# Vermont mud season is approaching



## MichaelJ (Mar 27, 2006)

Just a reminder that in two weeks, the state of Vermont will officially close a number of trails through Memorial Day to protect them during mud season. 

The GMC has published the rules of mud season as well as some guidelines for questionable trails. 

In particular:



> The State of Vermont closes trails in the Camel's Hump and Mount Mansfield areas from mid-April until Memorial Day weekend. Please do not hike in these fragile areas.
> Also avoid: Stratton Mountain, Killington Peak, Lincoln Ridge (Mount Ellen to Appalachian Gap), Jay Peak.


----------



## Mike P. (Mar 28, 2006)

The trail up Hunger is posted too. (a 3500+ peak in Worester Range)

Will be curious if they open up earlier as winter seems over although April snow always possible.


----------



## knuckledragger (Apr 11, 2006)

Just because the trails are closed does not mean the woods are closed. Best time of year for bushwackin


----------



## Mike P. (Apr 11, 2006)

It is a good time for bushwhacking.  I don't do much but it was this time of year when I did my first several years ago to a peak in MA the AT goes around the shoulder on but not over.

In VT the most popular trails & above treeline is the terrain marked closed.


----------



## maplevalleymaster (Apr 12, 2006)

*Mud Season In VT*

Mud season? What mud season? Don;t you need a little snow to create mud? I guess we did get the rain though...


----------



## knuckledragger (Apr 12, 2006)

From what I'm hearing there is snow up high don't know after this warm up though?


----------



## Mike P. (Apr 13, 2006)

As of 04/09 TR on VFTT there was still 10 inches up high on Camel's Hump so there will be some mud & frozen ground needs to thaw & firm up.  That may be sooner than average, if so I don't know if VT & GMC will open trails any sooner.


----------



## knuckledragger (Apr 13, 2006)

they have neverthat I can remeber said that the trails were dry all clear to hike.


----------



## skizilla (Apr 15, 2006)

*mud season/ blackc fly season*

When does mud season typically run fromapril till the end of may ????
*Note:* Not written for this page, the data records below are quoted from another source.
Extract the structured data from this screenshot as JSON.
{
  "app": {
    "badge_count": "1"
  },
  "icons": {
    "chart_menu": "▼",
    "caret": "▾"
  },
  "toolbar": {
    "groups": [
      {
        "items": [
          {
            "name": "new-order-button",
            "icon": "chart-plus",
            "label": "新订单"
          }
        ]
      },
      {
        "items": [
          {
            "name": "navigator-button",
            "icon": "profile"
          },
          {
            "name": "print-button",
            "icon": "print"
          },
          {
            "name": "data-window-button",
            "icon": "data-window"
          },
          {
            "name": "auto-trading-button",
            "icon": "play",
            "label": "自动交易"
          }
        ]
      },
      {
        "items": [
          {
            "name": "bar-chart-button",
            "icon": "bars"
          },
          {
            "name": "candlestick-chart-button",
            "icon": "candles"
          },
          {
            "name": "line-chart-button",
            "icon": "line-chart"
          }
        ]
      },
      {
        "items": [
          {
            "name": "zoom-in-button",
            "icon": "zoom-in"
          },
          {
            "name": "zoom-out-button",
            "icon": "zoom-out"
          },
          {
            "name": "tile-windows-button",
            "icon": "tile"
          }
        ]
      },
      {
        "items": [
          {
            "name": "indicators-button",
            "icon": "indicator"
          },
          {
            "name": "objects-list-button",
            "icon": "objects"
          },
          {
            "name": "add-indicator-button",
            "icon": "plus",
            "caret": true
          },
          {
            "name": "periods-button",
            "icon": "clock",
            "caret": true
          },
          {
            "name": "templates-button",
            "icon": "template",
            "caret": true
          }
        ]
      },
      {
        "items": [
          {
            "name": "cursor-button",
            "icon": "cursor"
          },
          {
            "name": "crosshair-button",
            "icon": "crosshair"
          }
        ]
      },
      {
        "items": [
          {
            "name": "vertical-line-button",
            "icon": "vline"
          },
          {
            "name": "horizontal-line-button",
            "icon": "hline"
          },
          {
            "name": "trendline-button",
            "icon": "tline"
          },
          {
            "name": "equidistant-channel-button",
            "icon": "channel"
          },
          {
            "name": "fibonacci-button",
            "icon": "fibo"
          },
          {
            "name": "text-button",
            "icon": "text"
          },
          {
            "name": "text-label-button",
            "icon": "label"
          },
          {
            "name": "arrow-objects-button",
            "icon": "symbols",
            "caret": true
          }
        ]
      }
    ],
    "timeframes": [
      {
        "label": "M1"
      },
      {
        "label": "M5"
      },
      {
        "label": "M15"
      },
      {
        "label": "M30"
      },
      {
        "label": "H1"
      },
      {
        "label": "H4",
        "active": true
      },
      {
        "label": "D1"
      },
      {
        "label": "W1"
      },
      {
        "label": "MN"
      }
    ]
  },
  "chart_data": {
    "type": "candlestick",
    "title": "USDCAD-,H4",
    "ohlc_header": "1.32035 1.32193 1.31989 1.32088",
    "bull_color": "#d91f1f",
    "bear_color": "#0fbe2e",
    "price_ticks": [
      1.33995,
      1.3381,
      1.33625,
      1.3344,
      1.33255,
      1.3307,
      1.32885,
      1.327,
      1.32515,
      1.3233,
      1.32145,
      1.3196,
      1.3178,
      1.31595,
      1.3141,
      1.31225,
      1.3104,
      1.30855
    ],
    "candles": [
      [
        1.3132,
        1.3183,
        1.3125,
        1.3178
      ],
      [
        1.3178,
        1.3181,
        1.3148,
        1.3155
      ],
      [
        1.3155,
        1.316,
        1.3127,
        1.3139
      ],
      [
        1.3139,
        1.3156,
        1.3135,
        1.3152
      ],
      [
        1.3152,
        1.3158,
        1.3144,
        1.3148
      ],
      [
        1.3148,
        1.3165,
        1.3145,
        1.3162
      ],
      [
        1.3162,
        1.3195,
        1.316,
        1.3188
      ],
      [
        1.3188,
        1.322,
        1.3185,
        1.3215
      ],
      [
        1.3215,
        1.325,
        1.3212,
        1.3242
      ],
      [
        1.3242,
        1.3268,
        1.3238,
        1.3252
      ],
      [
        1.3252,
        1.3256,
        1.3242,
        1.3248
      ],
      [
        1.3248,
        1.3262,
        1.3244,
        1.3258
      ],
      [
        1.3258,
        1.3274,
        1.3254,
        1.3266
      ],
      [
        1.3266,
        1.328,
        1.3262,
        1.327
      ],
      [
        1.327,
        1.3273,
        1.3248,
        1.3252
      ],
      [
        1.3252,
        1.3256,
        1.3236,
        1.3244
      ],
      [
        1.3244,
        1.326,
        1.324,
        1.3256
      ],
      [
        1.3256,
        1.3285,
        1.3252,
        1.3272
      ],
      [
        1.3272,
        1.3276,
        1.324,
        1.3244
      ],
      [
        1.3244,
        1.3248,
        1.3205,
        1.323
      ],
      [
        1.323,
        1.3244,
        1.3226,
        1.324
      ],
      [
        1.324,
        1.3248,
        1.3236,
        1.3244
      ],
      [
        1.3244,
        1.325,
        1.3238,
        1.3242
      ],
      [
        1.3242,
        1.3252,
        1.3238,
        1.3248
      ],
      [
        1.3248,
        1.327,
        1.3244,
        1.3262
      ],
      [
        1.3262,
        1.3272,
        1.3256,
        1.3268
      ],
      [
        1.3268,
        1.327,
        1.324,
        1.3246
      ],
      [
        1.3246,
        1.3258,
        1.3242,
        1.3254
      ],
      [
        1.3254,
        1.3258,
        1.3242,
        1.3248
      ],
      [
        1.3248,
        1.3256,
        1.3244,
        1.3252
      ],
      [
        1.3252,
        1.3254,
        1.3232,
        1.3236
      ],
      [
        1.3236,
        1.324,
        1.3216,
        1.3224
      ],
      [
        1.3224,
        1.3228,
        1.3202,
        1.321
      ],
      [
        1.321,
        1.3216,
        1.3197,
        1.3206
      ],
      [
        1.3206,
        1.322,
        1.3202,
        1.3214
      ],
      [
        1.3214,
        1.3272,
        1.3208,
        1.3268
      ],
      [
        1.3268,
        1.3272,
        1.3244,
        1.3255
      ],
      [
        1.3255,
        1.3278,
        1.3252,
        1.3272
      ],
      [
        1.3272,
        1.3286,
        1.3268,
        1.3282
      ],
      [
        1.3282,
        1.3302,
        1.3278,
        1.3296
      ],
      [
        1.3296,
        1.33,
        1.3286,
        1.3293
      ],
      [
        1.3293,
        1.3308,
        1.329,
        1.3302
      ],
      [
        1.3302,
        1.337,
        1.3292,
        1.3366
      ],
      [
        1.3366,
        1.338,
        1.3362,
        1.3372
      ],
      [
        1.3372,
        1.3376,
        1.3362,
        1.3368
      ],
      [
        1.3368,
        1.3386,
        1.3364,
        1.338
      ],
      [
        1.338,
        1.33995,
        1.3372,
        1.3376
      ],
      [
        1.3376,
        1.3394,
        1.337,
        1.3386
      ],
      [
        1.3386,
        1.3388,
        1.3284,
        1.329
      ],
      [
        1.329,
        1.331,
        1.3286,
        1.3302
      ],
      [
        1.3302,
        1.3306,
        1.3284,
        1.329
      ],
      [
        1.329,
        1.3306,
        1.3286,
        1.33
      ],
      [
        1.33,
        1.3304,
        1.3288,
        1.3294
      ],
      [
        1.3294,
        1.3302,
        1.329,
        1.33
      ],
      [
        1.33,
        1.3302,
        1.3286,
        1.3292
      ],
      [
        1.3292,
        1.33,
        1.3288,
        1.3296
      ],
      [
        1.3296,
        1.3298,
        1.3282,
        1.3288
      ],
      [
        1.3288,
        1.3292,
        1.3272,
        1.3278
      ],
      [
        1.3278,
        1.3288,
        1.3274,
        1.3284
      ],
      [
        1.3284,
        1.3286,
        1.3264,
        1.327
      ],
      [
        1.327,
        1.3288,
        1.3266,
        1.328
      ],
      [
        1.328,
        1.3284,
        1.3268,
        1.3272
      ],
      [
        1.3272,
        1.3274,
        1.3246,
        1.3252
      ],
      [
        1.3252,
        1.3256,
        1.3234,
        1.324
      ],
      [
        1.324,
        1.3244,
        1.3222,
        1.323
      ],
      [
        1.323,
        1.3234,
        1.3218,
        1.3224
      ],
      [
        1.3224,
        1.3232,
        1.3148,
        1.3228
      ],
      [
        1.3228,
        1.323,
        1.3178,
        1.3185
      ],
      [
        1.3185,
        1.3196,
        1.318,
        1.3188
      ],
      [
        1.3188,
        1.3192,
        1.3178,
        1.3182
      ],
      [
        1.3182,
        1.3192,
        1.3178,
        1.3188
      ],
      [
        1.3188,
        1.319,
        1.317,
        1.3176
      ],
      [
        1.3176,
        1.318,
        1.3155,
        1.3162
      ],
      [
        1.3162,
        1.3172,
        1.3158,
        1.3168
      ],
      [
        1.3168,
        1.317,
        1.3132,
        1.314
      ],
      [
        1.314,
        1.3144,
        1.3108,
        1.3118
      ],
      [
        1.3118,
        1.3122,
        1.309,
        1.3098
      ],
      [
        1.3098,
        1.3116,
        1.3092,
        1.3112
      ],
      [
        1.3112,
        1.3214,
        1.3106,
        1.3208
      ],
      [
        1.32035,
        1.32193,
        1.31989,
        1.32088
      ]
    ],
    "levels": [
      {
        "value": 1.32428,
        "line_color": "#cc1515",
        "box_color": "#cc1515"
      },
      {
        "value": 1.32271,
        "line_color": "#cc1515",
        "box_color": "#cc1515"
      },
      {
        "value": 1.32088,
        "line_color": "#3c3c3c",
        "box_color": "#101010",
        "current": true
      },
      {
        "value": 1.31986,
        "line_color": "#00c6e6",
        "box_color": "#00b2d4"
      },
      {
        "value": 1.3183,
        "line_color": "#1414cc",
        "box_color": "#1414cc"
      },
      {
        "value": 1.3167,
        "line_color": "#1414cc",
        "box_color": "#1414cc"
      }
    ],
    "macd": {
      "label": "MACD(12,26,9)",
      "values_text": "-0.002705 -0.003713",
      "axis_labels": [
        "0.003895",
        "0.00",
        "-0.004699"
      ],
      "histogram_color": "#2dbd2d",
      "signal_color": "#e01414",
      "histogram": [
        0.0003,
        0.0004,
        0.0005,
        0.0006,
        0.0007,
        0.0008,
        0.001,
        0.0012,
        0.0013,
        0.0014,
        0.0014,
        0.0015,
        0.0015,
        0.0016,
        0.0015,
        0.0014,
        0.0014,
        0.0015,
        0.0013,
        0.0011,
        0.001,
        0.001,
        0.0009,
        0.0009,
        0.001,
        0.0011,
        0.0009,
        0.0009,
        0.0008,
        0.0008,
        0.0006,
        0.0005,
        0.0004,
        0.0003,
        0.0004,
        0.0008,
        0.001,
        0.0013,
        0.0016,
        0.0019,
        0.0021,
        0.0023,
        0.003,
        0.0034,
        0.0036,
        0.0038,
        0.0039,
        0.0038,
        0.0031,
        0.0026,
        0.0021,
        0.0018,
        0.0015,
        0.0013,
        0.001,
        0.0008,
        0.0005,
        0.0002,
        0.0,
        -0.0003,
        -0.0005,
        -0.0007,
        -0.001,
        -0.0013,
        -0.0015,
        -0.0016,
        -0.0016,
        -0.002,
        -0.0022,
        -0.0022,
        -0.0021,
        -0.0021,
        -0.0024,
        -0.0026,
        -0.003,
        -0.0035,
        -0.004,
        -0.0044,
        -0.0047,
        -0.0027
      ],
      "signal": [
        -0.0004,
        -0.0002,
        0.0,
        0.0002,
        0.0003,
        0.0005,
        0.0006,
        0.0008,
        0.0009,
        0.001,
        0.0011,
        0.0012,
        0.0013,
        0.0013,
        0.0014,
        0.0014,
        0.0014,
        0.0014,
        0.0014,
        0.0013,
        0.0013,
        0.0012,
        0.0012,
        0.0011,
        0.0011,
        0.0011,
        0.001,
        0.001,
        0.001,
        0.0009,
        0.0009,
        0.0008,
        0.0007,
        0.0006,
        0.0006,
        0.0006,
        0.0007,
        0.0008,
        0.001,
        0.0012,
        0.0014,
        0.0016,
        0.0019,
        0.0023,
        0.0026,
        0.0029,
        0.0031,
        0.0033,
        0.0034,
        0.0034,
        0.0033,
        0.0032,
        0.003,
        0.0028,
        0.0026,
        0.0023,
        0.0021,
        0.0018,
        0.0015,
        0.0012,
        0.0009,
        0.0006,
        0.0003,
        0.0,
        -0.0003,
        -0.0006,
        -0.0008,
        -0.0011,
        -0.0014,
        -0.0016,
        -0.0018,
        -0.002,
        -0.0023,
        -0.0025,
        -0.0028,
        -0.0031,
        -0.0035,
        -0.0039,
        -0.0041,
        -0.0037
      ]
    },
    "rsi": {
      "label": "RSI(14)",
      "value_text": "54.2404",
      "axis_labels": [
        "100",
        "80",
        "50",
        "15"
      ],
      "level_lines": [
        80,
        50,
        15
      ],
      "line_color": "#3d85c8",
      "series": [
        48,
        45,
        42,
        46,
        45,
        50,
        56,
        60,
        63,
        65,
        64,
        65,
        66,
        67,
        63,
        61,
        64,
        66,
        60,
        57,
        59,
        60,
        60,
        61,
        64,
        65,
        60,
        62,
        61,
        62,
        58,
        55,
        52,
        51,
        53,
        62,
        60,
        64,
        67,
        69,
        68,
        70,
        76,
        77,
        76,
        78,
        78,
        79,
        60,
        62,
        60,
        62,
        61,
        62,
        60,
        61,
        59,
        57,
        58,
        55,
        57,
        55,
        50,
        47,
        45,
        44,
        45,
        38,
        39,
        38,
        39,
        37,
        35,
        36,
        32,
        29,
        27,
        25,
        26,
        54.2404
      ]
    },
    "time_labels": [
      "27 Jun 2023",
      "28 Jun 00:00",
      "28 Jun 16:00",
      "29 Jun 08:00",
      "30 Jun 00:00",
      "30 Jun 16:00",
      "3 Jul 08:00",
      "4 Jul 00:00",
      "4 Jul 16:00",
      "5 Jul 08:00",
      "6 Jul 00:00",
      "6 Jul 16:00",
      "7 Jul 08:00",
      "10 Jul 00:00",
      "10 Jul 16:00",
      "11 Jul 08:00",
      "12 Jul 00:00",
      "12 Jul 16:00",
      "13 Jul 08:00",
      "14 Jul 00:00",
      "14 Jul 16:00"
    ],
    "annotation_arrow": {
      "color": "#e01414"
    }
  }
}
When does black fly season begin and End.

I was at mount snow years ago biking on a 90 degree day going up the mountain and I collapsed exhauseted about half way up.  I was so beat that it took me about 3 minutes to notice i was being devoured by a dozen or more flies!!!!


----------



## ski_resort_observer (Apr 15, 2006)

Mud season is like the weather, there is no pat answer. It depends on the weather and which area your talking about. My place in the valley is on a dirt road, some years it is bad some years not so bad. Once the frost is gone and the road bed dries your pretty much home free. 

One recent year my road was not bad but a friends road over in Chelsea was a mess.One night  I barely made it to their house, I have a 4wd pickup. We spent a good part of the rest of the night going outside and helping other people make it up. One car, a VW bug, we pushed it thru the real bad section and I swear we were up in mud to our waists. You expect the worse and sometimes it's not too bad.

As far as Black Flies go I don't think it is nearly as bad in Vermont overall than here in Maine. But since you asked here is a link that should answer all your questions about the pesky little guys you ever wanted to know. 
http://www.mainenature.org/blackfly/blackflyinfo.html


----------



## Mike P. (Apr 17, 2006)

Black Flies & mosquitos, typically around Memorial day it starts to get bad & after July 4th it begins to wane.  It is seasonal though, black flies need moving water, Mosquitos need stagnant, neither like it windy or cold.  (Another reason besides sunshine why Presidential Traverses seem popular when the sun sets late.)

I've only heard of the ME bugs & that's enough for me to stay away.  I've been to the ADK's on Memorial Day before around Lake George hiking & don't plan on returning there at that time.  VT & NH IMO are not as bad as those two areas.  I've been to the Catskills then & remember the Stinging Nettles (plants) more than the bugs.  

I have family that has a place in Berkshires.  While not doing much hiking in that area, outside of South Taconics, the bugs in the, Otis, Blandford area (not far from the AT) seem worse than NH & VT.  (Then again I have not tried sitting on a deck in NH or VT either.)


----------



## MtnMagic (Apr 17, 2006)

Excellent link to the black flies ski_resort_observer. Thanks!

In the Southern Whites they can hatch as early as May 9/10 and in the Northern Whites about May 14/15. The Kilkenny for 2 months unfortunately can rival any state with the lower Mahoosucs coming in a close second. Spring comes at a small price!


----------